察觉到被注视,叶知西忍不住勾起了窃喜的嘴角。
雨中林荫,一大一小的两个身影在雨伞下漫步离开。
——
回到别墅,颜喻好好睡了一觉。等她醒来,已经是第二天下午三点。
刚睁开模糊的双眼,她感到被子好像被死死的压着,觉得压抑。
“哦——”
吃力地将手从被子中抽出来,趴在床沿边压着被子听到声响的叶知西正好醒来。
他起身,关切道:“睡好了吗?”
哇哦,醒来见到他这令颜喻很意外。
“嗯,睡饱了。”颜喻舔了舔干涩的嘴唇,将目光投向桌上空空的水杯。
“我去给你倒杯水。”叶知西起身,拿起水杯下楼。
“谢谢。”
道完谢,颜喻穿戴整齐,在床头柜里找到指甲钳修剪指甲。
记得刚穿越过来,舒淳的指甲是精心护理过的,现在指甲油脱落,指甲也开始野蛮生长了。
修剪了左手的指甲,颜喻为右手的指甲犯愁。
左手使用指甲钳不熟练,她笨拙地修剪起右手的指甲。
第一下就剪掉太多,看来得废了。
“水来了。”
端着热水上楼的叶知西见女孩在剪指甲,走过来将水杯递给颜喻。颜喻接过水杯,他自然地将指甲钳从她手里夺过来。
“你干嘛?”
端着水的颜喻不知所措。
叶知西低头抓着她的右手,说:“喝水吧,我帮你剪。”
哦……
颜喻没再说话,乖乖地喝水然后安心的等待他的杰作。
别说,叶知西心细手巧,修的指甲比颜喻的好看得多。
颜喻很满意,夸赞道:“很厉害。”
叶知西将她手里的水杯接过放在床头柜上,蹲下身,脱她才穿上的袜子。
颜喻往回缩,道:“你,你干嘛呀?”
脱掉袜子,叶知西坐在床沿边,将她的腿抬到他腿上,说:“手指甲完毕,还有脚趾甲不是吗?”

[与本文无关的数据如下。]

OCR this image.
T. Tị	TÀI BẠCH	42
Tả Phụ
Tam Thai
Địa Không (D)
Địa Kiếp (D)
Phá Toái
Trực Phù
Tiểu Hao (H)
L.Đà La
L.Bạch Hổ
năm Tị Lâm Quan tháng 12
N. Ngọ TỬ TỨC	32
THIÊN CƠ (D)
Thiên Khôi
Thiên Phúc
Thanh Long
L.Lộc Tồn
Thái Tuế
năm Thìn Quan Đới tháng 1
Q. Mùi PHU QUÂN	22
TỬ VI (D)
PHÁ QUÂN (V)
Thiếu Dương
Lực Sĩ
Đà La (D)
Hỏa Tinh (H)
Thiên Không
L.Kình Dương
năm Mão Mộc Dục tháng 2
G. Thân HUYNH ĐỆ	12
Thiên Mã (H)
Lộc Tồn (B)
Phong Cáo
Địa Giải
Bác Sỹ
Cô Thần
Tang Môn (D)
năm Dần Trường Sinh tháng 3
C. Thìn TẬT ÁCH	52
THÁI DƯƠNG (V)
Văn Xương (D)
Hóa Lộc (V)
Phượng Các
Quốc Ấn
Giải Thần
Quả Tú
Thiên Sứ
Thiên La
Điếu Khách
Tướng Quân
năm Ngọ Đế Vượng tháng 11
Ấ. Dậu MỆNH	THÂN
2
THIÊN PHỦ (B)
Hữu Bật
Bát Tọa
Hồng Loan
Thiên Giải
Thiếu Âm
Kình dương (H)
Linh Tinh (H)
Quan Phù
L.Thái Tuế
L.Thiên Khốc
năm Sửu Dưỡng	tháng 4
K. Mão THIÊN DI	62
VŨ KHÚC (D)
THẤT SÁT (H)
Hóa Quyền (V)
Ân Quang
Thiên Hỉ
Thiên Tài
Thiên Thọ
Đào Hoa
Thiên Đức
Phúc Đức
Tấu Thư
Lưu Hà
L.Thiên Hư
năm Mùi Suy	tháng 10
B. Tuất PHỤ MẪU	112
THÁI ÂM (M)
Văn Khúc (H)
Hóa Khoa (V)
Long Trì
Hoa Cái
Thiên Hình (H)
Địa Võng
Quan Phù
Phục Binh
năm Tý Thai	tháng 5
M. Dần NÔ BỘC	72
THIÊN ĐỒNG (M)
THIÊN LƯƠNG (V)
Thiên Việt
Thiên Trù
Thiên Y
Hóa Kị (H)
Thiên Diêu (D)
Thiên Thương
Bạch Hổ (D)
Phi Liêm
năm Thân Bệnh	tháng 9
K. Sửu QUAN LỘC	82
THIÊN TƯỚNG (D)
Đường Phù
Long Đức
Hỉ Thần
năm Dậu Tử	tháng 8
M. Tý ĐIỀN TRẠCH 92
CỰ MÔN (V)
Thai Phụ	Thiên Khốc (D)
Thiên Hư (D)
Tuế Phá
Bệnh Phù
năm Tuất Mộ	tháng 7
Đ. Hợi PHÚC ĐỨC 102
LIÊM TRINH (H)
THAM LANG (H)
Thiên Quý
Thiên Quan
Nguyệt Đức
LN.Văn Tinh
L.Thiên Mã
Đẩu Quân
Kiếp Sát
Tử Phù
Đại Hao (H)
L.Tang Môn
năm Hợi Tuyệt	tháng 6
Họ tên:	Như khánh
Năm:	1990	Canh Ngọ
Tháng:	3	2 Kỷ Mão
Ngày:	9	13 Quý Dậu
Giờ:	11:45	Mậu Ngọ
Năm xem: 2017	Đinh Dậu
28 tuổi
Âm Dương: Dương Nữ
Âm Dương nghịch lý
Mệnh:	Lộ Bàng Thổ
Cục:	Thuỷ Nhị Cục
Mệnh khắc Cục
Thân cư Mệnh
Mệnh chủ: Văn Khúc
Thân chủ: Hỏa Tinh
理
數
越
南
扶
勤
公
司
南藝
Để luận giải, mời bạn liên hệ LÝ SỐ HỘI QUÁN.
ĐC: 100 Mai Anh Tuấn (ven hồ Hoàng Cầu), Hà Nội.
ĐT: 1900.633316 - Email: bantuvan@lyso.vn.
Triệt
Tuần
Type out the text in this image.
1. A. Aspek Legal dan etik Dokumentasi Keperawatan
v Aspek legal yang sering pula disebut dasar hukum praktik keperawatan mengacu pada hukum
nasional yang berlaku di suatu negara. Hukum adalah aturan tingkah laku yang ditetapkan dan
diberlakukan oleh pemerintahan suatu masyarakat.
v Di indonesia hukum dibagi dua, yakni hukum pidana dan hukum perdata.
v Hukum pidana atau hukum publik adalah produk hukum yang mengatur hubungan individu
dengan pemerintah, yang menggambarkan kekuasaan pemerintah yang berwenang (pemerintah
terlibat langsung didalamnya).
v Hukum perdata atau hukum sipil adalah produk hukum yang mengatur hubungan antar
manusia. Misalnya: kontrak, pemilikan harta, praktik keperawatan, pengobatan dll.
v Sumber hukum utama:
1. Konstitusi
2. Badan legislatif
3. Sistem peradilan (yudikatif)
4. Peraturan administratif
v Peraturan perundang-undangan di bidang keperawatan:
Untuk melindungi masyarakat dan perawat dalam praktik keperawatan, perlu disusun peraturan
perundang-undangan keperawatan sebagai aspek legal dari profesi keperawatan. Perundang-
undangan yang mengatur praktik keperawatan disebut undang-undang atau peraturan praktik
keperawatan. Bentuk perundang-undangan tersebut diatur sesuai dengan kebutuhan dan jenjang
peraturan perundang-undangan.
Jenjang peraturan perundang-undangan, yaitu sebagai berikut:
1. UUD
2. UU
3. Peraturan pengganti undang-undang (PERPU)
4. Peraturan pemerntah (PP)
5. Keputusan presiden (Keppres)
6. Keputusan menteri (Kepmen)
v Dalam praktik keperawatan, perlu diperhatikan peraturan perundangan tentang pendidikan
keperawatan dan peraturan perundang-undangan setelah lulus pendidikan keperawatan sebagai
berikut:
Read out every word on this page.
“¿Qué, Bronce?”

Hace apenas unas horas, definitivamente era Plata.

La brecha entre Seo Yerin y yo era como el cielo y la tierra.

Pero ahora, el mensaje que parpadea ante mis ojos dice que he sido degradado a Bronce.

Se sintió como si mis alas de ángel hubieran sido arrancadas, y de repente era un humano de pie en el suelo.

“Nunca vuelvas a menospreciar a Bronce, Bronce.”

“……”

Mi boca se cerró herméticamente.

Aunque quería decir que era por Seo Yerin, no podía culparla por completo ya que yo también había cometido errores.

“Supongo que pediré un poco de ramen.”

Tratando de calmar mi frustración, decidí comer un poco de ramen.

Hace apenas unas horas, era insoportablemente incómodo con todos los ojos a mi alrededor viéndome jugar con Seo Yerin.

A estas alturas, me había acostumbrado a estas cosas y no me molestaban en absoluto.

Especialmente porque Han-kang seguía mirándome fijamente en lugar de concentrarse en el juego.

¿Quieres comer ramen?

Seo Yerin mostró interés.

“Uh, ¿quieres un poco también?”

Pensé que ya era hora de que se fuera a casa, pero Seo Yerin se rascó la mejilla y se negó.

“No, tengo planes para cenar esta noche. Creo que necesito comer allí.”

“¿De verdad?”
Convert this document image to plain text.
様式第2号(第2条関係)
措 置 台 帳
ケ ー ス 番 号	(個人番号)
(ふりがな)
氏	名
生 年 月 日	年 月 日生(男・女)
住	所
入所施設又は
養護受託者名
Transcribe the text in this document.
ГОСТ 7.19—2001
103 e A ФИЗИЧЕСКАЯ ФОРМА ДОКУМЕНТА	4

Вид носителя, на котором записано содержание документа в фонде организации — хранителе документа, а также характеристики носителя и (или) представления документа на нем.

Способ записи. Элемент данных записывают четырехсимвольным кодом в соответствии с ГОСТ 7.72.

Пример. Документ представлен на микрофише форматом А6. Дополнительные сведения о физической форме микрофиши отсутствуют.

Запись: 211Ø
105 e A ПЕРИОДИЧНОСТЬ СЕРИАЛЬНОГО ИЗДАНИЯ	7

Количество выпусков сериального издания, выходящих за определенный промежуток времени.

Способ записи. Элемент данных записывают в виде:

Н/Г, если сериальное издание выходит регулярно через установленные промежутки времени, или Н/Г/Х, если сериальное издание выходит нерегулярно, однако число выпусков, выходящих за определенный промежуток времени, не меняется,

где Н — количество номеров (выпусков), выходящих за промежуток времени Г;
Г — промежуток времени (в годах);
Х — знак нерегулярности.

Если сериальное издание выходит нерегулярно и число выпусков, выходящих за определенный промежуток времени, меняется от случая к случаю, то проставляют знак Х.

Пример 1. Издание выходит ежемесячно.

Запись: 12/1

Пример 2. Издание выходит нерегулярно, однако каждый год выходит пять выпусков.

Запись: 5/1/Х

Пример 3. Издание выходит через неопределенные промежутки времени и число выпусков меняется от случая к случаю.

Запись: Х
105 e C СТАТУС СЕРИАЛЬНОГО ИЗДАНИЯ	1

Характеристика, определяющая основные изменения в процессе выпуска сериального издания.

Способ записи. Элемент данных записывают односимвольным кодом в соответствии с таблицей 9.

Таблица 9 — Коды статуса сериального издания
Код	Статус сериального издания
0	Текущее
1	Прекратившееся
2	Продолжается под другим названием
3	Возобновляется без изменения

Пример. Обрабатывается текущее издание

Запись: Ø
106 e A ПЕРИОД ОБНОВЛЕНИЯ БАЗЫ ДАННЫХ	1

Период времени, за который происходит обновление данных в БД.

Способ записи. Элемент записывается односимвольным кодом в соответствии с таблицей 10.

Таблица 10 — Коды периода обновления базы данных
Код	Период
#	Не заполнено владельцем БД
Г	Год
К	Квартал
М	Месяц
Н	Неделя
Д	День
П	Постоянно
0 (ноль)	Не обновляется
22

颜喻又缩了缩,不情愿地说:“我的脚怕痒耶。我能自己剪脚趾甲,不用麻烦你。”
她要去抢指甲钳,却被叶知西轻易躲过。
他望着她,毫无回绝的余地:“不行,我答应过会保护你。”
“这也不是保护啊!”颜喻反驳,“这是我的个人生活,我能做的事不需要麻烦你。”
“保护就是照顾,照顾就是体贴入微深入生活中的每一件小事。”叶知西强词夺理,“也不是谁都有这样的资格,可以让千年吸血鬼给她剪指甲。”
哦?
颜喻故意问:“霍需霭呢?”
叶知西心下一沉,问:“你为什么提起她?”
见他像是生气,颜喻不隐瞒,实话实说:“你没看出来吗,我是在看你的反应!”
“什么样的反应才合你的心意呢?”
“你要是说没剪过我会很高兴!”颜喻撅着嘴,瞪着他。
“要是剪过呢?”
“我会吃醋!”颜喻趁其不备一把夺过指甲钳,护在了怀里。